Но в душе он был отчасти доволен: серьёзный Ордын всегда несколько утомлял его.

– Челом бью, великий государь, по твоей милости… – низко поклонился Ордын. – Кому повелишь приказ мой сдать?

– Повремени маненько, подумаем… – сказал царь и вдруг просиял: – А, Сергеич!.. А я уж заждался тебя совсем…

Сияющий Матвеев, в тёмной ферязи, расшитом кафтане и высокой горлатной шапке боярской, бил челом великому государю, раскланялся с боярами и, обернувшись к следовавшему за ним жильцу с каким-то свёртком на руках, взял у него этот свёрток, снял с него шёлковый плат и подал государю три книги в кожаных переплётах с серебряными застежками.

– Дозволь поднести тебе, государь… – сказал он. – Только что книги эти построили, тебе первому и подношу…

– А ну, ну, давай покажи…

То была, во-первых, «Ездная школа господина Плювинеля, королевского величества высшего конюшего» с гравюрами и портретом Людовика XIII, затем «Прохладный вертоград», в котором сообщалось о камнях драгих, ко многим делам угодных, и о силе их, и о том, как красоту сохранить, как истреблять домашних насекомых, как обезвредить всякого супостата, зверя, гада и нечистого духа, как пчелу сохранить, как предохранить поля от града, какие дни добрые, какие дурные, что в какой день лучше всего делать, как добыть счастья в людях и т. п. И, наконец, в особенно богато украшенном переплёте труд самого Матвеева: «Государственная Большая Книга: описание великих князей и царей российских, откуду корень их государский изыде и которые великие князья и цари с великие ж государи окрестными с христианскими и с мусульманскими были в ссылках и как великих государей именованья и титлы писаны к ним, да в той же книге писаны великих князей и царей вселенских и московских патриархов и римских пап и окрестных государей всех персоны и гербы».

– Ну, исполать тебе, Сергеич!.. – сказал царь ласково. – Совсем ты избаловал меня, право! Отнеси-ка книжицы эти государыне… – обратился он к жильцу. – Пущай там позабавится. А ты, Сергеич, насчёт комедийного действа хлопочи у меня. Патриарх разрешил, хоть и без большой охоты. А то наша Наталья Кирилловна заскучала что-то. Надо уж её потешить…

– Стараюсь, государь… – сказал Матвеев. – Во все страны написано. Я думаю здесь одне хоромы для действа поставить, а другие в Кремле. А потом надо будет училище устроить, чтобы нам своих лицедеев иметь, а не бегать за ними по иноземным дворам…
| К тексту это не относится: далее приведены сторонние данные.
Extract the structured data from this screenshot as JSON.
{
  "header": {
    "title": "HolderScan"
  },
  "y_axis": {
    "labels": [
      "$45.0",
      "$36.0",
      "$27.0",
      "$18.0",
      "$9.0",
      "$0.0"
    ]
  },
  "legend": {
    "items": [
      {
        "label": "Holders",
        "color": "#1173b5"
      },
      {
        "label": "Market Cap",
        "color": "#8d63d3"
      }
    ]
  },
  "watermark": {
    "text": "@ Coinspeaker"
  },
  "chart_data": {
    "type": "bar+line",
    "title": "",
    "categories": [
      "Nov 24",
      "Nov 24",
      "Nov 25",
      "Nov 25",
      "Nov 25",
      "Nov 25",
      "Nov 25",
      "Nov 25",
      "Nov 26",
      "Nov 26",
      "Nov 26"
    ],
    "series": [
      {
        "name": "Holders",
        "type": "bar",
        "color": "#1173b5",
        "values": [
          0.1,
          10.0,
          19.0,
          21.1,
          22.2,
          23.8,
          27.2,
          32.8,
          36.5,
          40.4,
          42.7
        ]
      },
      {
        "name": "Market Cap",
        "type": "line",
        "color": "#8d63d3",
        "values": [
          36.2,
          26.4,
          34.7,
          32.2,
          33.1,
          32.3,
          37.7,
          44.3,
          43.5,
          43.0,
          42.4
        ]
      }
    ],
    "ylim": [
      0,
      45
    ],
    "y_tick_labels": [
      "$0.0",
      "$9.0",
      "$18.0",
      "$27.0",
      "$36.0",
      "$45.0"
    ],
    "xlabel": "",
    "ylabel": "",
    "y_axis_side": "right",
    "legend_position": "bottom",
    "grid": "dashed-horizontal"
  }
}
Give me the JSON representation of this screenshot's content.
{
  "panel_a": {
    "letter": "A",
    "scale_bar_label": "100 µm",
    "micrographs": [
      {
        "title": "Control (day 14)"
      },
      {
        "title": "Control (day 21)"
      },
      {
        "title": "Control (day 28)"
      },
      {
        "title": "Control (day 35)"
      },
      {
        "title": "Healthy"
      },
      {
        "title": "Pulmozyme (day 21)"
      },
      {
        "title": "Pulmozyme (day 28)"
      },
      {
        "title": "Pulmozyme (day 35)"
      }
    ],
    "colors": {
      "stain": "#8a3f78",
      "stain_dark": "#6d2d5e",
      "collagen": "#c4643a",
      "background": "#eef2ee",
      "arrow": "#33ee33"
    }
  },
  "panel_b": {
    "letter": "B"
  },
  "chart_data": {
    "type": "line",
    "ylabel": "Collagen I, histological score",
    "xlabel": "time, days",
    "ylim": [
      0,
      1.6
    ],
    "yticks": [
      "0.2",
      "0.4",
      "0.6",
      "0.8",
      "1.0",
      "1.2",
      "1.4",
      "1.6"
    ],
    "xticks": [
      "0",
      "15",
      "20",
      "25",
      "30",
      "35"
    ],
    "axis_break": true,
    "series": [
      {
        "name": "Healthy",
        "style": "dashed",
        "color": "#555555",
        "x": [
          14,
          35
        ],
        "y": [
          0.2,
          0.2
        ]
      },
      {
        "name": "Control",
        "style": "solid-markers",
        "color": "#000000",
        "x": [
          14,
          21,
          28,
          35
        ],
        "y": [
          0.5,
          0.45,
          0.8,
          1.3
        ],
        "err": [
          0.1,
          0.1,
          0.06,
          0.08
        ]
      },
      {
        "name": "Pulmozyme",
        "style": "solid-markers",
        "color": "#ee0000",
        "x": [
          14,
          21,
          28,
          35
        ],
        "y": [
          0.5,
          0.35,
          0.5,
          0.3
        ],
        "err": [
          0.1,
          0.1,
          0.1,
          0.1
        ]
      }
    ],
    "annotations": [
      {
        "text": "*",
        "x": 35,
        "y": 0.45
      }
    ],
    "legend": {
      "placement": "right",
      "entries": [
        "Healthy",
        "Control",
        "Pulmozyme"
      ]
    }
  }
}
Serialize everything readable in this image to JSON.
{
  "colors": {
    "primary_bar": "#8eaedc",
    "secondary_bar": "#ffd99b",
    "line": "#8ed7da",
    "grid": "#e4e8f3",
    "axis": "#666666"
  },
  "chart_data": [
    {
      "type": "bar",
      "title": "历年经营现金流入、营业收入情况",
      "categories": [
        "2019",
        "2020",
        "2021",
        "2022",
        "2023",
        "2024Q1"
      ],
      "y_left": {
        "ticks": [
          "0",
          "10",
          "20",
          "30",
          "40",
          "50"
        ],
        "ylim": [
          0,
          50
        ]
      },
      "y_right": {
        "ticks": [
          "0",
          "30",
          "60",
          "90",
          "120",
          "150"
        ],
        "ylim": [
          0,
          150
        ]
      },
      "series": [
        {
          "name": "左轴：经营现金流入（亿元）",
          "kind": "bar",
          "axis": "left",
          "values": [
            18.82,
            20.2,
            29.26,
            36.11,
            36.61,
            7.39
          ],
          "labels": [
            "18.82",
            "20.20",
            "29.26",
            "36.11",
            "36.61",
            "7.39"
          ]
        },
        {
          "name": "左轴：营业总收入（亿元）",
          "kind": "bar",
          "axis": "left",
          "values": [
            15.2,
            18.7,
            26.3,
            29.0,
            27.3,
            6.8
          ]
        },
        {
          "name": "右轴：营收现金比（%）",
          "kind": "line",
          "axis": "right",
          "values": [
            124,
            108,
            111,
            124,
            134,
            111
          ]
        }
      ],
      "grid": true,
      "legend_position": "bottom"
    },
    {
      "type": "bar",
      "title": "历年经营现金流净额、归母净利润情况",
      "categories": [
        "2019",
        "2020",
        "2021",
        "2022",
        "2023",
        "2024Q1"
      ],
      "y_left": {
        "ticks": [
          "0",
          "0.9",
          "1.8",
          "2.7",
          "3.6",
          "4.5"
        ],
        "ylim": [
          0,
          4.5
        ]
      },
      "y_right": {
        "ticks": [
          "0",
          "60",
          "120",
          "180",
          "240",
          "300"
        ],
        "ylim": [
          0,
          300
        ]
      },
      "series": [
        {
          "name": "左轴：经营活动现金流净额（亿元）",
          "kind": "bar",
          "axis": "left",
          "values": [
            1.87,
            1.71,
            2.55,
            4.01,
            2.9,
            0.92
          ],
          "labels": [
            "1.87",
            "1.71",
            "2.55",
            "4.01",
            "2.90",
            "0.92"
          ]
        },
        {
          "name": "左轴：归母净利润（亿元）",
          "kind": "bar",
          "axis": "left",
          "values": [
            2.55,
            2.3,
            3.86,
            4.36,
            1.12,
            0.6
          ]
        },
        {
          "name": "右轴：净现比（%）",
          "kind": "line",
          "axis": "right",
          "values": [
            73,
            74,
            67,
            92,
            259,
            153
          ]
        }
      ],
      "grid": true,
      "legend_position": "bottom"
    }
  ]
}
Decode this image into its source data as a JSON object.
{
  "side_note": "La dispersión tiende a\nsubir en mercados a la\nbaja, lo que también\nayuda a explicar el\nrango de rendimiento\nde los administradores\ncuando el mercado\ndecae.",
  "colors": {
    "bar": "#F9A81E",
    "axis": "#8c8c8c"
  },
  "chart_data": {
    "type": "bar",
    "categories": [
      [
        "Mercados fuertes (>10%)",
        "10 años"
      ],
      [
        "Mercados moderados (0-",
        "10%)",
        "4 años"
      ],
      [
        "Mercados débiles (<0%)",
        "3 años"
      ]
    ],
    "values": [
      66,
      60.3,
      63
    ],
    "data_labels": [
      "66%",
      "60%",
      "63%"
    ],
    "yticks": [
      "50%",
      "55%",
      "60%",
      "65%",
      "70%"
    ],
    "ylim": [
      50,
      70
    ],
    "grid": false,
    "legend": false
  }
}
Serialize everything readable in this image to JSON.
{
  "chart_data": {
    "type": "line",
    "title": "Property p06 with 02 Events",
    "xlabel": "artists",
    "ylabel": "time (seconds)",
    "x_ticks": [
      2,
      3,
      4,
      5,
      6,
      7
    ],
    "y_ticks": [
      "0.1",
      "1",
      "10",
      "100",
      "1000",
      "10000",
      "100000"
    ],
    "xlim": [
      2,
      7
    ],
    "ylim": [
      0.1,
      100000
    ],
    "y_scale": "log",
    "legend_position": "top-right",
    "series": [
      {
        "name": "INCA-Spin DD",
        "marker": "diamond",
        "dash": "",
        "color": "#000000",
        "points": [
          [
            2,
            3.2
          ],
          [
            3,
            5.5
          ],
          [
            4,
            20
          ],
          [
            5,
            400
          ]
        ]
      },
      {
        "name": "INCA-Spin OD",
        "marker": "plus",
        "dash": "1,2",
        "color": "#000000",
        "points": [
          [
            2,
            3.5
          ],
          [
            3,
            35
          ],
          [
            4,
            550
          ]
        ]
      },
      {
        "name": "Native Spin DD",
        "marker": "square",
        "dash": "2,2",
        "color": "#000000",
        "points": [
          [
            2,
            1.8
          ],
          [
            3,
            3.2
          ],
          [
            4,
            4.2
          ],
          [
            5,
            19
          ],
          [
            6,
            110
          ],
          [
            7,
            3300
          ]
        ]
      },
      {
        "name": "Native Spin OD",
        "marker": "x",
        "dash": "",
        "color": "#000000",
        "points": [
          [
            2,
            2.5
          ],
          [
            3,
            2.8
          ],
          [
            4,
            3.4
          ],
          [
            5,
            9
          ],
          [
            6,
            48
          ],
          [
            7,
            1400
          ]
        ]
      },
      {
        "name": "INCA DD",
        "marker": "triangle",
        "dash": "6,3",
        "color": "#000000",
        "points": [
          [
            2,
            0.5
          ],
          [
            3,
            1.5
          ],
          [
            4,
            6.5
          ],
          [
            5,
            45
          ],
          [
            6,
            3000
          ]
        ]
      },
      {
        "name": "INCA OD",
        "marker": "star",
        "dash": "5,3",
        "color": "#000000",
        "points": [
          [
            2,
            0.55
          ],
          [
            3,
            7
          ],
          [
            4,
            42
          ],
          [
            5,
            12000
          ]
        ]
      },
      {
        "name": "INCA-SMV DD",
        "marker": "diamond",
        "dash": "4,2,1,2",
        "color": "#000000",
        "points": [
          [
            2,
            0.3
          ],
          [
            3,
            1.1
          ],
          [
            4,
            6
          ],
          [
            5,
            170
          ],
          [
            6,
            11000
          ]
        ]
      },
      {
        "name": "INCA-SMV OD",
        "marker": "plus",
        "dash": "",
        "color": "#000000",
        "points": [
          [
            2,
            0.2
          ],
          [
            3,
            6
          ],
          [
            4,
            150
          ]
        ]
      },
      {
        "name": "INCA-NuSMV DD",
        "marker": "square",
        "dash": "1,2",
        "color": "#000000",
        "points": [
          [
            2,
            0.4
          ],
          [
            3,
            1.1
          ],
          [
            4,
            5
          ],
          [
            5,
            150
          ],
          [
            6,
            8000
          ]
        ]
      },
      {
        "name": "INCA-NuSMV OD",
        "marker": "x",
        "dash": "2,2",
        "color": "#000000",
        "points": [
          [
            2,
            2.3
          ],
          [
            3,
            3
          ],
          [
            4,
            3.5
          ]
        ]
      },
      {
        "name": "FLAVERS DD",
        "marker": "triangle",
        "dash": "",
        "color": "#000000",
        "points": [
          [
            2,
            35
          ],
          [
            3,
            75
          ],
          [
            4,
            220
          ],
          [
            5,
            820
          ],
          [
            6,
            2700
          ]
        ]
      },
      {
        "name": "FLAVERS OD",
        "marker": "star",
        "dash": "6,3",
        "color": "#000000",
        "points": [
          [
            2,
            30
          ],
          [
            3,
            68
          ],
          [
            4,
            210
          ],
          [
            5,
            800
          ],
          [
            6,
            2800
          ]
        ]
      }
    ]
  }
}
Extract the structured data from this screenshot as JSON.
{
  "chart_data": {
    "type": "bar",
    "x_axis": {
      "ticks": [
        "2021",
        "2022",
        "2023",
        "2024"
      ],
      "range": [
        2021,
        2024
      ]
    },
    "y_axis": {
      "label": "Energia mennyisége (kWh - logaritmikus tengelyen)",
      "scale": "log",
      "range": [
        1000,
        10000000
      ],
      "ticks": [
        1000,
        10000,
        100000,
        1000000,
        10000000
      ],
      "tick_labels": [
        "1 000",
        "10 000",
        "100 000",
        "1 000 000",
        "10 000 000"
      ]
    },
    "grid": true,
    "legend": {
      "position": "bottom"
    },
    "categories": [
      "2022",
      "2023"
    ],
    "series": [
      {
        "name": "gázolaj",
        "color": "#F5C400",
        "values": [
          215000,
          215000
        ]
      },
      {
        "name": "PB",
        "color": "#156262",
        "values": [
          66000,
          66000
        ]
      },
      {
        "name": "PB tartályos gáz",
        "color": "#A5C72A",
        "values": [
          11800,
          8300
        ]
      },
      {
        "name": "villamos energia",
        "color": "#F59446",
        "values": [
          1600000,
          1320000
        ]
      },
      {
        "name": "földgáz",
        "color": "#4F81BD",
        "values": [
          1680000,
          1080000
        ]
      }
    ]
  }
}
– Вот, вот… – одобрял царь и вдруг просиял: – Вот ты, Афанасий Лаврентьич, спрашивал, кому приказ твой сдать. Чего же лутче: передам его Сергеичу… А тебе, Артамон Сергеич, приказываю я отныне всем посольским делом нашим ведать…

Матвеев бил челом.

– А Афанасий Лаврентьич покинуть нас вздумал… – сказал царь.

– Знаю, государь… Что ж, и о душе подумать неплохое дело…

И все трое направились к боярам, которые стояли у мостков над прудом, и число которых увеличилось.

– Ну, а кто сегодня опоздал? – весело спросил царь.

Оказалось, что опоздали два стольника: Семёнов и Раевский.

– Ну, делать нечего, расплачивайтесь… – засмеялся царь. – Долг, говорят, платежом красен…

Недавно Алексей Михайлович придумал всех, кто опаздывал явиться на дворцовую службу, купать во всем наряде в пруду. Потеха эта новая доставляла ему и всем приближённым много смеха.

– Ну, Семёнов, делать нечего… – сказал царь. – Расплачивайся…

Несколько жильцов подхватили будто бы испуганного Семёнова, потащили его на мостки, раскачали, и Семёнов полетел в воду. Сноп сверкающих на солнце брызг взорвался вверх, пошли по сонному пруду круги, а Семёнов барахтался в тёплой воде и притворно-испуганно кричал:

– Ой, батюшки, тону!.. Ой, родимые, тону!.. Ай, кормильцы…

И, сопя и отфыркиваясь, он побрёл среди водорослей к берегу, нарочно падал, вставал и охал. Великий государь любительно смеялся, и все бояре за ним. Из всех кустов осторожно высунулись смеющиеся рожи челяди, которая бросала всякое дело, только бы не упустить этой ежедневной потехи…

– Ф-фу!.. Вот уморился… – вылезая на берег, отфыркивался Семёнов. – Право слово, думал, и не видать уж мне больше белого свету…

Вода текла с него ручьями, сафьянные сапоги хлюпали при всяком движении, но подобострастно смотрели с мокрого, текущего лица глаза на повелителя.

– Ну, жалую тебя за труды твои великие к царскому столовому кушанию, – смеясь, сказал царь.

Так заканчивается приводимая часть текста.